The humpbacked Boeing 747 is one of the most recognizable jetliners that helped make international travel more affordable after its first commercial flight in January 1970. Its four powerful engines were efficient for their time. The planes could carry hundreds of passengers at once for long haul flights.

Huge planes have also made it easier to transport goods around the world by air, helping companies cater to the most discerning consumer tastes in everything from electronics to cheese.

The end of the airplane has come as Boeing works to rebuild its footing after a series of crises, including two fatal crashes of its best-selling 737 Max narrow-body aircraft that killed a total of 346 people.

A pandemic downturn in travel has given way to a boom in new aircraft orders, but production problems have delayed deliveries of the Boeing 787 Dreamliner wide-body aircraft. The company does not expect its 777X, its largest new aircraft, to be ready for customers until early 2025. In addition, it has yet to deliver two 747s for use as Air Force One, but they have also experienced delays and cost overruns. .

Boeing shares are down about 8% this year by Monday’s close, compared to about a 16% drop for the market as a whole. Despite a recent loss, Boeing shares are up about 53% this quarter. United’s plan to buy dozens of Dreamliners, possibly by the end of the year, has helped boost stocks.

The last Boeing 747, number 1574, at the Everett, Washington plant.

Leslie Josephs | CNBC

Boeing CEO Dave Calhoun said last month that “there will come a time when we pull the rabbit out of the hat and introduce a new aircraft sometime in the middle of the next decade,” saying technology should offer more fuel. saving.

Ending production of the 747 was “inevitable, but it would be a little nicer if they made something new,” said Richard Abulafia, managing director of consulting firm AeroDynamic Advisory.

Despite all their achievements, airlines have long been demanding more fuel-efficient aircraft. Boeing’s own twin-body and twin-engine aircraft, the Boeing 777 and 787 Dreamliner, have been in the spotlight along with rivals from main competitor Airbus.

Airlines are generally avoiding four-engine aircraft, giving way to twin-engine aircraft.

“The biggest enemy of Boeing ATVs was the Boeing twins,” Abulafia said.
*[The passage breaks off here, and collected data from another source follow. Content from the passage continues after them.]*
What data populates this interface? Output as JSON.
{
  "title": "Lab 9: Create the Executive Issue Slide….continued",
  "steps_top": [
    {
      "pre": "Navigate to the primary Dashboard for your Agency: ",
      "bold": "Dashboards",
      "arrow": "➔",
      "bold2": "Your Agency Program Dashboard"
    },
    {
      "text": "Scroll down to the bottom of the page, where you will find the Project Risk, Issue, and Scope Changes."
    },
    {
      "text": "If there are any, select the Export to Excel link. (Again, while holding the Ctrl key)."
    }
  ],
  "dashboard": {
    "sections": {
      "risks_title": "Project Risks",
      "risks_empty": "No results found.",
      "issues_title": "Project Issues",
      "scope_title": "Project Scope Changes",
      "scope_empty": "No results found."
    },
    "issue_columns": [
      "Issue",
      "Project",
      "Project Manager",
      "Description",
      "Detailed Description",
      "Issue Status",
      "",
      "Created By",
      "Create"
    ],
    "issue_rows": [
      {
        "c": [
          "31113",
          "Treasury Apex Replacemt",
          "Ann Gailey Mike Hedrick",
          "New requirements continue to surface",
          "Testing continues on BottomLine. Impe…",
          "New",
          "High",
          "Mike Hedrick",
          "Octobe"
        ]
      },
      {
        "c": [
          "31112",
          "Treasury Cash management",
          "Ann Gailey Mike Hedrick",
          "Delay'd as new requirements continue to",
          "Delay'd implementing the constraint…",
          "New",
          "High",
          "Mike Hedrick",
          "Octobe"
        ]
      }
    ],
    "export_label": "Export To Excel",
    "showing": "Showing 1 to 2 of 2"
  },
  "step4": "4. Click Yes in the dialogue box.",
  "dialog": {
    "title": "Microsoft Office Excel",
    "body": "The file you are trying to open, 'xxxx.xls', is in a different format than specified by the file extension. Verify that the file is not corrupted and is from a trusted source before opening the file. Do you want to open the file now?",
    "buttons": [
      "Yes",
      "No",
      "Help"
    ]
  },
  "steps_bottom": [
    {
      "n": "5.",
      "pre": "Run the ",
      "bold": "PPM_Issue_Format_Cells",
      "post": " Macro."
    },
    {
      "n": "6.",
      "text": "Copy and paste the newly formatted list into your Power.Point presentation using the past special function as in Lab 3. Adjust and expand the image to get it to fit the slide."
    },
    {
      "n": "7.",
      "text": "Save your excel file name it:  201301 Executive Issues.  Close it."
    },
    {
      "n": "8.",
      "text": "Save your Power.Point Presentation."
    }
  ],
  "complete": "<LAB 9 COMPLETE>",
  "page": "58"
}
Airbus also ended production of its Airbus A380 after 14 years of service, handing over the last of the world’s largest passenger aircraft a year ago. Such giant aircraft are designed to carry passengers through hub airports, but travelers often look for shorter, non-stop routes.

According to AeroDynamic Advisory, citing data from the Center for Aviation, there were 542 Boeing 747s in 1990, representing 28% of the world’s wide-body passenger fleet. The 109 Boeing 747s account for just 2% of the global wide-body passenger fleet this year, according to CAPA.

The dominance of aircraft in the air cargo market has also waned, even as air travel has become a bright spot during the pandemic. According to CAPA, the Boeing 747 makes up 21% of the world’s wide-body aircraft fleet, up from 71% in 1990. Airbus has begun selling a freighter version of its wide-body competitor, the A350, and Boeing is selling a freighter version of the 777X as airlines gear up for stricter emissions standards.

The engineers, mechanics and others who worked on the 747 will move on to other aircraft production programs as the manufacturer attempts to ramp up production, Smith said.

“These programs are very eager and kind of knocking on our door to get such high talent to join their team,” she said.

CNBC Gabriel Cortes contributed to this article.